São João Eudes (1601-1680) é o Santo que introduziu a espiritualidade da Escola Francesa no culto do Coração de Cristo. A fonte da sua espiritualidade é a oblação de amor. Na mesma senda, apresenta-se S. Margarida Maria Alacoque (1647-1690), no qual o culto do Coração de Cristo entra na piedade comum dos cristãos com a caraterística da oblação reparadora e da imolação, até então reservada a almas ou grupo privilegiados. A espiritualidade de S. Margarida Maria é profundamente eucarística. Jesus Cristo, por intermédio da Santa, pede uma série de práticas reparadoras. É importante frisar que a difusão desta espiritualidade em França tem raízes muito profundas e ramificadas.
Em muitas das nossas igrejas transparece alguns traços da espiritualidade do culto ao Coração de Jesus, que decorre da centralidade da Eucaristia, celebrada e adorada, e da vivência e celebração da reconciliação penitencial. Isto está bem patente, através de muitas imagens, vitrais e demais obras de arte. Muitas vezes, o peregrino é surpreendido por essas obras de arte, onde se contempla a figura de Cristo de braços abertos, que se dá e que acolhe quem se aproxima. É uma imagem que não se impõe, mas que docilmente se introduz no espaço, tal como acontece na vida de cada um. Cristo não se impõe, mas pacientemente e docilmente se apresenta e propõe, respeitando a liberdade de cada um, esperando uma resposta que deverá ser sempre de acolhimento e de confiança. Habitualmente, essa obra de arte não apresenta nenhuma inscrição bíblica, mas facilmente se percebe que o fundamento e a inspiração bíblica dessa obra é o famoso texto de Mt 11, 25-27, sobre a revelação aos humildes, um texto lido na solenidade litúrgica do Sagrado Coração de Jesus, sobretudo, o seguinte versículo: «Vinde a mim, todos os que estais cansados e oprimidos, que Eu hei-de aliviar-vos» (Mt 11,28).

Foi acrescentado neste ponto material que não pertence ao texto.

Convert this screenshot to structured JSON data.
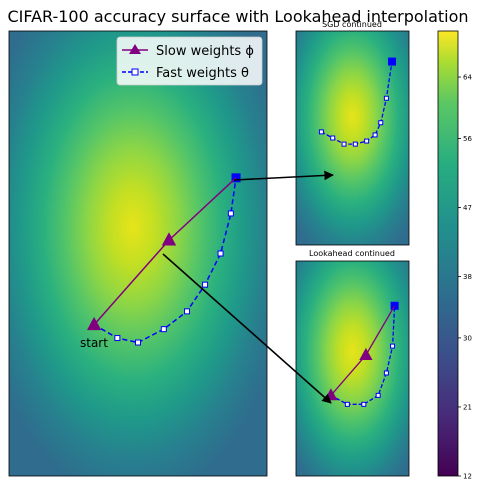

Como crentes e, por isso mesmo, peregrinos, os sacramentos da eucaristia e da reconciliação, são os grandes sinais do amor de Deus por nós, são os grandes instrumentos pelos quais Cristo nos chama à comunhão com Ele e a darmos frutos de paz e de reconciliação, no mundo.
Aos peregrinos que entram numa igreja é proposto um caminho espiritual, de descoberta de Deus, do seu amor misericordioso e a exigência em vivermos e testemunharmos esse amor, em gesto de entrega, de amor e de reconciliação. A reparação, assim é definido: «como acolhimento do Espírito (Cf. 1Tes 4,8), como resposta ao amor de Cristo por nós, comunhão no seu amor ao Pai e cooperação na sua obra redentora no coração do mundo».
Esta vocação e esta missão só será verdadeiramente possível para leigos e consagrados, se a atitude habitual e frequente for a de contemplar o Coração de Jesus, pelo qual somos fortalecidos na vocação e na missão de cada dia.